Texas Living

How to Start Ecological Gardening

By Peter Simek 5.18.20

There are many reasons to try ecological gardening practices. Maybe you want to conserve water and lower your bills. Maybe it’s simple Texas pride, and you want to transition your yard to plants that reflect the topographical region you live in.

Whatever your reason, ecological gardening can be simple thanks to a few basic tips for preparing your soil and choosing your plants. Here’s where to begin.

Why Ecological Gardening?

Ecological gardening attempts to be more sensitive to the way the natural environment supports the things growing in your yard, harnessing natural approaches toward landscaping and gardening.

Ecological gardening utilizes native plants that create habitats for local wildlife, collect and conserve rainwater, and respond to changing seasons. It also helps remove invasive plants that damage or overrun local ecosystems. Put simply, ecological gardening means creating a garden that’s more resilient and sustainable.

Prepare Your Soil

All it takes to establish your ecological garden is a fresh start for your little plot of land. One of the main principles of ecological gardening is managing your “inputs” — that is, what you add to the earth to help your plants grow. That begins with proper soil maintenance. Here’s how to prepare your soil for your new garden.
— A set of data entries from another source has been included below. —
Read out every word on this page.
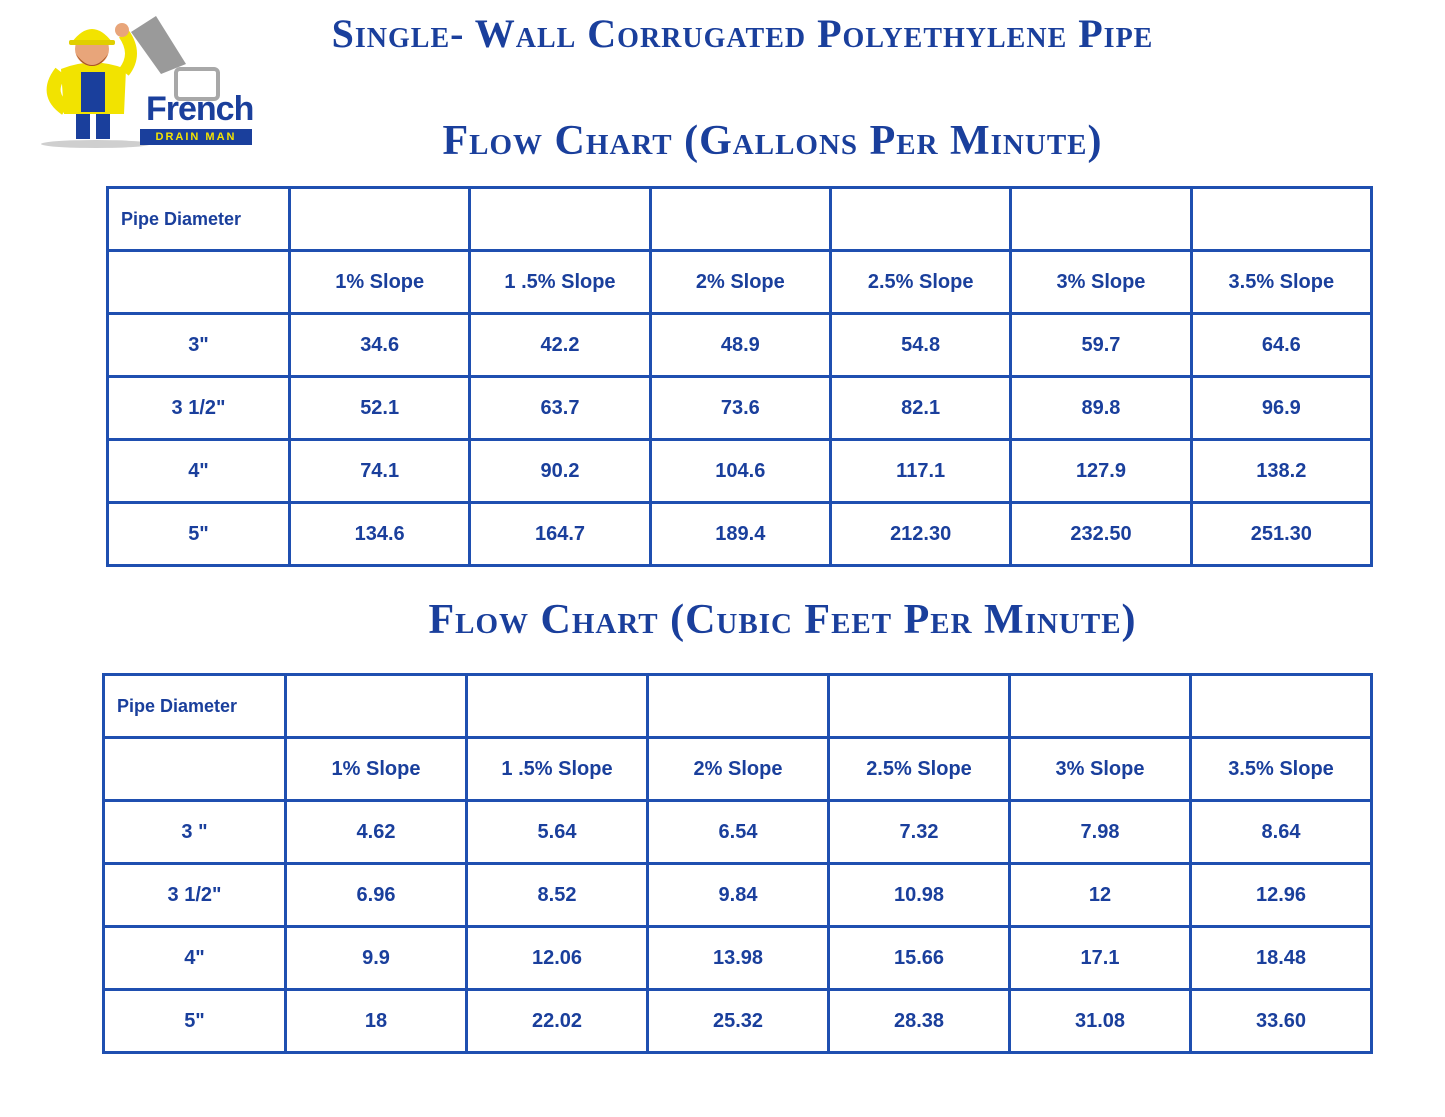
French
DRAIN MAN
Single- Wall Corrugated Polyethylene Pipe
Flow Chart (Gallons Per Minute)
Pipe Diameter						
	1% Slope	1 .5% Slope	2% Slope	2.5% Slope	3% Slope	3.5% Slope
3"	34.6	42.2	48.9	54.8	59.7	64.6
3 1/2"	52.1	63.7	73.6	82.1	89.8	96.9
4"	74.1	90.2	104.6	117.1	127.9	138.2
5"	134.6	164.7	189.4	212.30	232.50	251.30
Flow Chart (Cubic Feet Per Minute)
Pipe Diameter						
	1% Slope	1 .5% Slope	2% Slope	2.5% Slope	3% Slope	3.5% Slope
3 "	4.62	5.64	6.54	7.32	7.98	8.64
3 1/2"	6.96	8.52	9.84	10.98	12	12.96
4"	9.9	12.06	13.98	15.66	17.1	18.48
5"	18	22.02	25.32	28.38	31.08	33.60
  • Solarize. Water your soil and lay a clear plastic sheet over a section of your lawn or garden. In about six months, the sun will naturally kill the grass, weeds, and other things that may be growing in the soil. When you remove the plastic and rake up the dead growth, you will be starting with fresh earth.
  • Add topsoil. You can add some topsoil to help prepare the garden bed, but tread lightly, as most store-bought gardening soils are too rich in organic material for a native soil base. Talk to an expert at your local gardening store to find out if they can mix a soil product that matches the condition of the local soil type.
  • Compost. This is one of the best ways to promote a healthy soil base — and you can make it yourself! Many garden stores also sell compost.
  • Optimize drainage. Make sure your garden patch drains well.
  • Wait for rebirth. Wait three months before planting so the soil can restore its natural condition post-solarization.

Choose Native Plants

Ecological gardening means shying away from some of the landscaping staples that have come to dominate many American yards. Ecological gardeners often discover native species that possess a rare and distinct beauty. Choose plants you’ll enjoy, and know that they are not only attractive but that they also belong there! There are many benefits to choosing native plants:

  • They’ll survive better. Plants native to your region are often drought-resistant and well adapted to surviving in your climate.
  • They conserve water. Because native plants are naturally adapted to the rainfall cycles, they can withstand drought and survive floods. Especially in Texas, water can be a challenge for gardeners. Parts of the state endure long droughts. Sometimes when the water comes, it comes in a torrent. An ecological garden can thrive without the need for extensive irrigation systems.
  • They create habitats. Native plants promote healthy habitats for local wildlife, including birds and insects that can help ward off pests.
  • They enrich your soil. Native plants promote the healthy growth of microorganisms, which can help protect plants against pests and disease while enriching the soil.
  • They’re low-maintenance. The result is a garden that uses less water and requires less upkeep.

Control Weeds

Weeds are a fact of gardening, but keeping weeds at bay in your ecological garden can be easy thanks to a variety of low-impact methods:

  • Mulch. A layer of mulch around your plantings can help combat weed growth.
  • Boiling water. Difficult-to-remove weeds can be killed with boiling water. This is particularly useful when weeds are growing up between pavers or concrete cracks.
  • Vinegar. This acidic kitchen staple is also useful in your garden. Add vinegar to a spray bottle and employ it against any unwanted weeds.
  • Solarizing. If you solarized your garden before planting, the process should kill many of the weed seeds that are in the soil.

Get Advice from Local Experts

Need a helping hand? You’ll want to choose plants based on the specific conditions of your site, including how much light and rain it receives and the natural soil condition. You also want plants that complement each other and work together to help support and sustain the natural ecology. There are several resources you can seek guidance from to make the best plant choices:

  • Local gardening stores can often help you choose which plants work best together in your region.
  • Gardening societies around Texas cultivate demonstration gardens you can visit to get an idea of what kinds of native plants work well in your area and how they may grow together.
  • Trained Texas master naturalists in your area may have an abundance of knowledge about the kinds of plants that work best for an ecological garden.